Key environment variables:
| Variable | Description | Default |
|----------|-------------|---------|
| `KL_K8S_API_ENDPOINT` | Kubernetes API server URL | Required |
| `KL_K8S_AUTH_TOKEN` | Service account token | Auto-detected in-cluster |
| `KL_DB_LOCATION` | Path for RRDtool databases | `/data` |
| `KL_POLLING_INTERVAL_SEC` | Metrics collection interval | `300` |
| `KL_COST_MODEL` | Billing model (`CUMULATIVE_RATIO`, `RATIO`, `CHARGE_BACK`) | `CUMULATIVE_RATIO` |
| `KL_BILLING_HOURLY_RATE` | Hourly cost for chargeback model | `-1.0` |
| `KL_BILLING_CURRENCY_SYMBOL` | Currency symbol for cost display | `$` |
| `KL_NVIDIA_DCGM_ENDPOINT` | NVIDIA DCGM Exporter endpoint for GPU metrics | Not set (GPU disabled) |
### GPU Metrics (NVIDIA DCGM)
To enable GPU metrics collection, set the DCGM Exporter endpoint:
```bash
# Environment variable
export KL_NVIDIA_DCGM_ENDPOINT=http://dcgm-exporter.gpu-operator:9400/metrics
# Or with Helm
helm upgrade --install kubeledger ./manifests/kubeledger/helm \
--set dcgm.enabled=true \
--set dcgm.endpoint=http://dcgm-exporter.gpu-operator:9400/metrics
```
See [Configuration Settings](./docs/configuration-settings.md) for the complete reference.
## Troubleshooting
### Common Issues
**Pod stuck in CrashLoopBackOff**
- Check logs: `kubectl logs -f deployment/kubeledger -n kubeledger`
- Verify RBAC permissions are correctly applied
- Ensure the service account has read access to pods and nodes
**No data appearing in dashboard**
- Wait at least 5-10 minutes for initial data collection
- Verify the pod can reach the Kubernetes API: check for connection errors in logs
- Confirm `KL_K8S_API_ENDPOINT` is correctly set
**Metrics not appearing in Prometheus**
- Ensure the `/metrics` endpoint is accessible
- Check ServiceMonitor/PodMonitor configuration if using Prometheus Operator
- Verify network policies allow Prometheus to scrape the pod
**Pooling interval**
- By default, the polling interval to collect raw metrics from Kubernetes API or NVIDIA DCGM is 300 seconds (5 minutes).

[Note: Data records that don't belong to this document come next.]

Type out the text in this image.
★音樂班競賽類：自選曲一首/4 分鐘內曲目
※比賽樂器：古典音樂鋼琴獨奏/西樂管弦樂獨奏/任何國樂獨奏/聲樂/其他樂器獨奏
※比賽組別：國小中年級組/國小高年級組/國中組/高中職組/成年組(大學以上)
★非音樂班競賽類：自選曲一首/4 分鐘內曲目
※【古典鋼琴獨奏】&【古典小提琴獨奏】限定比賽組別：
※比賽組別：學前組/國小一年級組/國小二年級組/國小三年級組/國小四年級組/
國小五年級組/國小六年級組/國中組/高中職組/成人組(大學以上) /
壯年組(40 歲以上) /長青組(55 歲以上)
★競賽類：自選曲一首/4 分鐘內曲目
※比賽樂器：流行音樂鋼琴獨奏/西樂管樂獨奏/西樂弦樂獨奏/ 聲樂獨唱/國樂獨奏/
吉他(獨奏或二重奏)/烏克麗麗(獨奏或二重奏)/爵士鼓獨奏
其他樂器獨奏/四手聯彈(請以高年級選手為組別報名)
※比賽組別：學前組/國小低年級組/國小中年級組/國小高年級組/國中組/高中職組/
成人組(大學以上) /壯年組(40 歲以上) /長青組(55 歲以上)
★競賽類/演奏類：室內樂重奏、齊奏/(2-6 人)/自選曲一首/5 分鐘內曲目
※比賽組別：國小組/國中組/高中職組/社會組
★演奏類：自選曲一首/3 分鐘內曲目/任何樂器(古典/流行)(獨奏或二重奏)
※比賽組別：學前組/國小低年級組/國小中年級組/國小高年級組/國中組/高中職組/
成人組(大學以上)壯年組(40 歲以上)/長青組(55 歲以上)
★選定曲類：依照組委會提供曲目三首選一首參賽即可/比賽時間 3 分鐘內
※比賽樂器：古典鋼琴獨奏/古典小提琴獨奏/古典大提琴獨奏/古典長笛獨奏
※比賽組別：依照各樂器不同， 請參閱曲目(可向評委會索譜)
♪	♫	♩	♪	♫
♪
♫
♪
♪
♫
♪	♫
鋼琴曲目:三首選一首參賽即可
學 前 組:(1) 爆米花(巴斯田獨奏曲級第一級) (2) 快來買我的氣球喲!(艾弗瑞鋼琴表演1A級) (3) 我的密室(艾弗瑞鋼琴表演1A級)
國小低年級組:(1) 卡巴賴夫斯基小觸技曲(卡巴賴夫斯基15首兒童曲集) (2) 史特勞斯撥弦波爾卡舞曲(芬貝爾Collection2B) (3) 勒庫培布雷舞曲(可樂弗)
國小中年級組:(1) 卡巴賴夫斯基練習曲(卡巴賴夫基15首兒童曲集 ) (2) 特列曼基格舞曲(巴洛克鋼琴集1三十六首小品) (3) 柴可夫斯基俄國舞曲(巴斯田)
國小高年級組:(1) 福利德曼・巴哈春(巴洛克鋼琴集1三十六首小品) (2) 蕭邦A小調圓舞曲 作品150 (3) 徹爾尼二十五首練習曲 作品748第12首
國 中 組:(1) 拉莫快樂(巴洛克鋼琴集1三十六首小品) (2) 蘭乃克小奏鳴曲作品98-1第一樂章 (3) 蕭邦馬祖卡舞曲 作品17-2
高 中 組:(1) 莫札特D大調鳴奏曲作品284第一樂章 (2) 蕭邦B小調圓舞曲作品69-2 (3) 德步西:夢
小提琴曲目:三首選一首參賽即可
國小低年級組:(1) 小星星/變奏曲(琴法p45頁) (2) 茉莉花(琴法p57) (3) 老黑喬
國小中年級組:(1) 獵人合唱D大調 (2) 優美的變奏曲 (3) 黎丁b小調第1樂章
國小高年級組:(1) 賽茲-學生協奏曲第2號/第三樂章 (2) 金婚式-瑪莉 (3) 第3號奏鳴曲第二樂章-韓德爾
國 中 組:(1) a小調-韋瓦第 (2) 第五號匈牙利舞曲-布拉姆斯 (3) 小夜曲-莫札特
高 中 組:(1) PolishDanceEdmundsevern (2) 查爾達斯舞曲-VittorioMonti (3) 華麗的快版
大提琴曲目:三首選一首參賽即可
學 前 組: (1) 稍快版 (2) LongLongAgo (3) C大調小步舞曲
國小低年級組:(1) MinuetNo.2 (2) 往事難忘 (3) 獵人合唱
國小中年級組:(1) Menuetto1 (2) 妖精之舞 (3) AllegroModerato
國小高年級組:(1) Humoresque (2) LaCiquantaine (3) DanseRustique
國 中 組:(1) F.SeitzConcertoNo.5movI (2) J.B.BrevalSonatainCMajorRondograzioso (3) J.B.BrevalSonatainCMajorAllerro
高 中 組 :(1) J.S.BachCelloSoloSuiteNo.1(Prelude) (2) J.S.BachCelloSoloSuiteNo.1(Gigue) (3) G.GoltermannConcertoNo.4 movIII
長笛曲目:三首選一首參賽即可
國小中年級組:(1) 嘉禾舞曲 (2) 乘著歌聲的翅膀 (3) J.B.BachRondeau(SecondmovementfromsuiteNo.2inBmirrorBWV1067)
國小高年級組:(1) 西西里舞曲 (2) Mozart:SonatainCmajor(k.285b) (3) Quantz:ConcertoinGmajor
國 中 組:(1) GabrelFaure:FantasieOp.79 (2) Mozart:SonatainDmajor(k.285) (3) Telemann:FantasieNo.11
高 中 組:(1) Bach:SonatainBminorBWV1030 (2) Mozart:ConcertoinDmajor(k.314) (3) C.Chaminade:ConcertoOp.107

- You can increase this limit using the variable `KL_POLLING_INTERVAL_SEC`. Always use a multiple 300 seconds, as the backend RRD database is based on a 5-minutes resolution.
## Support & Feedback
We welcome feedback and contributions!
- **Submit an issue:** [GitHub Issues](https://github.com/realopslabs/kubeledger/issues)
- **Contribute Code:** [Pull Requests](https://github.com/realopslabs/kubeledger/pulls)

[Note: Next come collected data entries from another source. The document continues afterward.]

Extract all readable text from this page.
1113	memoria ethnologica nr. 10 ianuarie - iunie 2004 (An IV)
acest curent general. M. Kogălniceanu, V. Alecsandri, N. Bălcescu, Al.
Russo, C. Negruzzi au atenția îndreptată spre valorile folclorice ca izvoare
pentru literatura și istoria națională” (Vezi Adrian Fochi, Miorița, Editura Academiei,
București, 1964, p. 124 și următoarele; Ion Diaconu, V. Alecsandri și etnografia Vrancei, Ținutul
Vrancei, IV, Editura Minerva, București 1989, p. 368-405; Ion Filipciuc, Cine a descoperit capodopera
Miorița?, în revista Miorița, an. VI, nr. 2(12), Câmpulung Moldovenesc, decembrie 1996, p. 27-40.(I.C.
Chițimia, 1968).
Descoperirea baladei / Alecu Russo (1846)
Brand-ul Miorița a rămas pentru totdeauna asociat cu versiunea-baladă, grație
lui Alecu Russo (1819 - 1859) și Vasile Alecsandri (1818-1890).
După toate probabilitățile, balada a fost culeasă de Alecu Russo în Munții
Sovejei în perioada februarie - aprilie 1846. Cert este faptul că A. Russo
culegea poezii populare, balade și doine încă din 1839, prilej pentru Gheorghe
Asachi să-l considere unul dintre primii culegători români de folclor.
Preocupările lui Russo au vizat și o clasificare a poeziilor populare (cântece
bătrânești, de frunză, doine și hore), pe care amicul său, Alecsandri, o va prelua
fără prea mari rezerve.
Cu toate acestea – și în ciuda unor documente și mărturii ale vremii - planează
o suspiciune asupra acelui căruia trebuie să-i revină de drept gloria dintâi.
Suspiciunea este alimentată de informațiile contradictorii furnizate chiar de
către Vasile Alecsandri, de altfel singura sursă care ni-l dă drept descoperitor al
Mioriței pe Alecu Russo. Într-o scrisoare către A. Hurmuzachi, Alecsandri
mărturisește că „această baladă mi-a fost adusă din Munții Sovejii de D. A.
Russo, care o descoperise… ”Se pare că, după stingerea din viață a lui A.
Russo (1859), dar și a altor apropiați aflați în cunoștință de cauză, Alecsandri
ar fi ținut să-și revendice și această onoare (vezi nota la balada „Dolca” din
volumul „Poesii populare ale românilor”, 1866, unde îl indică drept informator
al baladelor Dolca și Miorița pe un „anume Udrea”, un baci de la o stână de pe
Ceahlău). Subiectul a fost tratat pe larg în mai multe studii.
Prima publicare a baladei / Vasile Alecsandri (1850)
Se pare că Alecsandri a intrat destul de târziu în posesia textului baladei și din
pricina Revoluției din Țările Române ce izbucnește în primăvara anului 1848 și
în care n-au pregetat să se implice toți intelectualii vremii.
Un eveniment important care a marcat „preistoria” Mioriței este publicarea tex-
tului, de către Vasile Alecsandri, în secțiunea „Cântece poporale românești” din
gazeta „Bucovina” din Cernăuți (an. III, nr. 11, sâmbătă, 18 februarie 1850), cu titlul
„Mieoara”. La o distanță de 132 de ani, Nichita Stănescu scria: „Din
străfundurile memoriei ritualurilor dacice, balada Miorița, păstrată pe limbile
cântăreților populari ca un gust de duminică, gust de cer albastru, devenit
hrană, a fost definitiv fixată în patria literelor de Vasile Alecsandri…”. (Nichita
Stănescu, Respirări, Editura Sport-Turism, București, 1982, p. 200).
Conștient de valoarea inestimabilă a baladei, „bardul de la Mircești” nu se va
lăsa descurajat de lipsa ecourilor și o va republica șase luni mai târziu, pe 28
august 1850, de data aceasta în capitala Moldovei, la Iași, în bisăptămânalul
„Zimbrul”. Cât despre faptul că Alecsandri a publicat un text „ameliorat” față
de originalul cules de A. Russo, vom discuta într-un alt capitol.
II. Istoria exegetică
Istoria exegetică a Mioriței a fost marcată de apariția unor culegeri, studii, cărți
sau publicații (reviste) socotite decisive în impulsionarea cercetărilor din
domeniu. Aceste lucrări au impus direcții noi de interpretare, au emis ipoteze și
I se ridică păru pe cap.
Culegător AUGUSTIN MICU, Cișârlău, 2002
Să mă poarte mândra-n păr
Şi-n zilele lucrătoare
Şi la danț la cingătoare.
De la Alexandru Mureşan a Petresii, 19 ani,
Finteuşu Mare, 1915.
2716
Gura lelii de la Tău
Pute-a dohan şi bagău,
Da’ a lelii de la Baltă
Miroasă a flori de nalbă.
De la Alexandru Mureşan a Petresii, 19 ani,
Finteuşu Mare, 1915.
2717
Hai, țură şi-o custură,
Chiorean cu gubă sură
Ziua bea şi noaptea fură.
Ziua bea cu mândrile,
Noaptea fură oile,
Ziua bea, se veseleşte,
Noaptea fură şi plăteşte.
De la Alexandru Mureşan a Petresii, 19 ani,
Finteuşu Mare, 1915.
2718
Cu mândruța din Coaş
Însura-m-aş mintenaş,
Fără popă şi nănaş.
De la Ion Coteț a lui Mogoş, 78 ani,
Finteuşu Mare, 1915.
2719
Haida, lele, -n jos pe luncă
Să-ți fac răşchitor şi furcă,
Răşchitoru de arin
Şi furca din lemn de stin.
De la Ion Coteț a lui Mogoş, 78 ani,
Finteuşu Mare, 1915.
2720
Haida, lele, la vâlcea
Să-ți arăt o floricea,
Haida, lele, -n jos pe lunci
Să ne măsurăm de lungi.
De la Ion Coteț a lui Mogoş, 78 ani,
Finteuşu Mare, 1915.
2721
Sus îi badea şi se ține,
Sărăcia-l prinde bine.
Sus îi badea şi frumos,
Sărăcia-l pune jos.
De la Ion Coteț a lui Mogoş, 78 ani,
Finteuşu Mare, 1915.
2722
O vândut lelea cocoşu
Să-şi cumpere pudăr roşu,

All contributions must be released under Apache 2.0 License terms.
## License
KubeLedger is licensed under the [Business Source License 1.1](LICENSE.md).
**Permitted:** Non-commercial use, internal business use, development, testing, and personal projects.
**Not Permitted:** Offering KubeLedger as a commercial hosted service or managed offering.
The license converts to Apache 2.0 on [DATE + 4 years].